# Our new ground breaker - Mr. Grumbles



## Spooky1 (Aug 25, 2008)

I finally finished the prop I started months ago. I had actually planned to enter him into the $20 prop contest, but that sure didn't happen.

So here's Mr. Grumbles or sometime he's called Mr. Mumbles!

DSC05886 by https://www.flickr.com/photos/[email protected]/

DSC05889 by https://www.flickr.com/photos/[email protected]/

DSC05892 by https://www.flickr.com/photos/[email protected]/

DSC05890 by https://www.flickr.com/photos/[email protected]/


----------



## Otaku (Dec 3, 2004)

Me like! He has a nice rotting look to him.


----------



## Wispurs (Oct 9, 2012)

He's marvelous! Is that a replacement jaw he's holding?


----------



## heresjohnny (Feb 15, 2006)

Good one!


----------



## Headless (Sep 4, 2011)

Nice job with Mr G!


----------



## Lunatic (Oct 3, 2006)

Love the details and the arm position reaching out towards you!
Nice job!


----------



## IMU (Apr 8, 2009)

Looks great.


----------



## RoxyBlue (Oct 6, 2008)

Wispurs said:


> He's marvelous! Is that a replacement jaw he's holding?
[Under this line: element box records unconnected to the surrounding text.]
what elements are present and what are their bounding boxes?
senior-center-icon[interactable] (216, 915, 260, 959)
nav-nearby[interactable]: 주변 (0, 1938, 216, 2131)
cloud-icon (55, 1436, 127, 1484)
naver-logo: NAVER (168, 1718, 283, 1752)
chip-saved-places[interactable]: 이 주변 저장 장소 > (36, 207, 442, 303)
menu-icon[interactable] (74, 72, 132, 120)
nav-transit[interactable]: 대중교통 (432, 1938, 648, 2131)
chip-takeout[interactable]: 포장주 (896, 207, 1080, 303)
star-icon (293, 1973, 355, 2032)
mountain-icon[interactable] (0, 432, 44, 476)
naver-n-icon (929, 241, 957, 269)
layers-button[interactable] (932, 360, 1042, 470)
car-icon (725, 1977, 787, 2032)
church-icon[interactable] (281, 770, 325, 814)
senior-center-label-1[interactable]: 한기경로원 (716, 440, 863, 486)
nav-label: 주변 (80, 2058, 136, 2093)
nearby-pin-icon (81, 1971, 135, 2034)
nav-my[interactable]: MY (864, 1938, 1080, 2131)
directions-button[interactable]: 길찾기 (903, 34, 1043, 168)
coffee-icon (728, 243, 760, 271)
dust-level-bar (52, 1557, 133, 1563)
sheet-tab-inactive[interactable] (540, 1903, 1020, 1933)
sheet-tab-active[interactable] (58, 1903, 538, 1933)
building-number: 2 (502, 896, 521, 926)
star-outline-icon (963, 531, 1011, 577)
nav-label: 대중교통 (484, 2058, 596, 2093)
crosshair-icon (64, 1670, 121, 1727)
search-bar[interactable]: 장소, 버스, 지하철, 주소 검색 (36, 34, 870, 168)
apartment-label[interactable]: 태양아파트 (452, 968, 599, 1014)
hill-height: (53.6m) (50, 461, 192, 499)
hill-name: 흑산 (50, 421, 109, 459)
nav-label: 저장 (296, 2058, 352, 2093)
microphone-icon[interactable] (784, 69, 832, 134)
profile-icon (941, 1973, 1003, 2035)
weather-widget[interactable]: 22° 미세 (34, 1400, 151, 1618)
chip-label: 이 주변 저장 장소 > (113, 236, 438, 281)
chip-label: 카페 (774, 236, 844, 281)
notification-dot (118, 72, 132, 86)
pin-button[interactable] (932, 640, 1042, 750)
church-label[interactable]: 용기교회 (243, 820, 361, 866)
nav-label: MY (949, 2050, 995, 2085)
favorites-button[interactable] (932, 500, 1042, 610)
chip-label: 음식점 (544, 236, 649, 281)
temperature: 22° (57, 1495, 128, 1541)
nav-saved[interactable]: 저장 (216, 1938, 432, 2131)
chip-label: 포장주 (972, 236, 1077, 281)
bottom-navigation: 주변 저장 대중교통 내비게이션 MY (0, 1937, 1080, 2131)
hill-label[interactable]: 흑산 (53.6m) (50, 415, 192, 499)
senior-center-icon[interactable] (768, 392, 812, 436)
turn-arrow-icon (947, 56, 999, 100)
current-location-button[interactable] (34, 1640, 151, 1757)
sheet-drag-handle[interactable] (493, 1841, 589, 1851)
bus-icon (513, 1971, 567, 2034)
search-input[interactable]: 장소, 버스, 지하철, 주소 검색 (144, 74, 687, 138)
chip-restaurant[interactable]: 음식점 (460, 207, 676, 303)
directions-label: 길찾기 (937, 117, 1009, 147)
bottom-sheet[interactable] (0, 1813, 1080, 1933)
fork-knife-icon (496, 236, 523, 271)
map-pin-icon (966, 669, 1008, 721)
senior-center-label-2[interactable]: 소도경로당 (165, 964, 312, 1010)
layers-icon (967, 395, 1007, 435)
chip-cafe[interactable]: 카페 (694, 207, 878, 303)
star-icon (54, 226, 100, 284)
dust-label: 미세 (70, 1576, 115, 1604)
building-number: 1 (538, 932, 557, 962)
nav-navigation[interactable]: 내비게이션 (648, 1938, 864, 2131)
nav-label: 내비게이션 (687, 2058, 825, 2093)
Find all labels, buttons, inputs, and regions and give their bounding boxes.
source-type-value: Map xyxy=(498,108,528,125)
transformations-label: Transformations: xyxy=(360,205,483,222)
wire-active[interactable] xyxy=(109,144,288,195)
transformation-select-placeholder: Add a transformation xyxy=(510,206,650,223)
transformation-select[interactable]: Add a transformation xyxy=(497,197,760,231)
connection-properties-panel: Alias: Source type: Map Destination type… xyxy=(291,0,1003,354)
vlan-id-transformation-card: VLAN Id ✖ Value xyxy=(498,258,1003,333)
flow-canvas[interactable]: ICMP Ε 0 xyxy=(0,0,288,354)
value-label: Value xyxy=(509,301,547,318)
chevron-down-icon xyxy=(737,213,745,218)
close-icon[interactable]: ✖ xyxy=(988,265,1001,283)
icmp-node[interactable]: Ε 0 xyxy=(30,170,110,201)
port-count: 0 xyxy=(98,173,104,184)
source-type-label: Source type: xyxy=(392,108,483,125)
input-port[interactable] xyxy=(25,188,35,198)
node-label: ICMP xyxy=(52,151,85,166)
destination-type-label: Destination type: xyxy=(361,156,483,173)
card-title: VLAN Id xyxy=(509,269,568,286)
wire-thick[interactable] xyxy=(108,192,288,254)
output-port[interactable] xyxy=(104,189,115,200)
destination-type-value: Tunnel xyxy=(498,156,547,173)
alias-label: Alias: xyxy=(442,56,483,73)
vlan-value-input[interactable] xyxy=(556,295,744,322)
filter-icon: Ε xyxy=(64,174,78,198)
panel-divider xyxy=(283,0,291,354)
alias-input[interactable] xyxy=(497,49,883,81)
Yes, yes, it is, and poor Mr Grumbles has no idea how to reattach it


----------



## Sawtooth Jack (Apr 9, 2011)

Looks great Spooky1. Very fun idea too!


----------



## Bone Dancer (Oct 7, 2005)

Nicely done, the hair is a nice touch and a great wash job on the stone too.


----------



## scareme (Aug 29, 2006)

He looks great! I noticed the hair too BD. It reminds me of Richard O'Brien in Rocky Horror Picture Show. And I love how he holds his jaw. I'd love to be able to teach hubby to do that. God knows I've tried to teach him to hold his tongue, and that's never worked.


----------



## Hairazor (Mar 13, 2012)

All your work paid off, this is a top notch prop!


----------



## dead hawk (Jun 5, 2012)

Awesome groundbreaker!! you did amazing detail spooks

My mothers boss looks like him scareme :3


----------



## The Halloween Lady (Aug 18, 2010)

He is wonderful! I especially love the wrinkly fleshy area under his missing jaw.


----------



## Terrormaster (Sep 27, 2007)

If he could talk he'd be saying "yo, could ya help a brotha out?!"


----------



## RoxyBlue (Oct 6, 2008)

LOL, Terrormaster


----------



## jdubbya (Nov 6, 2005)

Very cool!


----------



## kprimm (Mar 14, 2009)

Nice work on mr. grumbles. Very unique and cool.


----------



## Copchick (Apr 10, 2012)

I like Mr. Grumbles!


----------



## Lady in White (Nov 13, 2012)

Love it! I like how you handled the neck area.


----------



## z0mbie st0mp (Oct 9, 2010)

That's really cool, nice work!


----------



## Spooky1 (Aug 25, 2008)

Thanks for the kind comments everyone. I ended up trying a couple new techniques, for me, on Mr. Grumbles. Much of it was with nylons and liquid latex. This was the first prop I've put hair on.


----------



## fick209 (Aug 31, 2009)

He is something quite unique, and I love him! Great build!


----------



## Will Reid (Sep 2, 2013)

xx


----------



## CreeepyCathy (Mar 28, 2009)

too funny!!! Looks GREAT!!!!


----------



## BioHazardCustoms (Aug 5, 2009)

Lovely work. He has a nice bluish dead guy tint to him.


----------



## Mattimus (Oct 23, 2013)

Hey Spooky, someone just wanted to drop by and say "aarrrgghhhagghhh" to Mr. Grumbles:


----------



## SterchCinemas (Aug 22, 2011)

Wicked!


----------



## ScreamingScarecrow (Oct 1, 2008)

LOL!! I love the fact that he is holding his jaw bone!! Or is that a surrogate jaw bone hmmmm? Happy Haunting Spooky1!


----------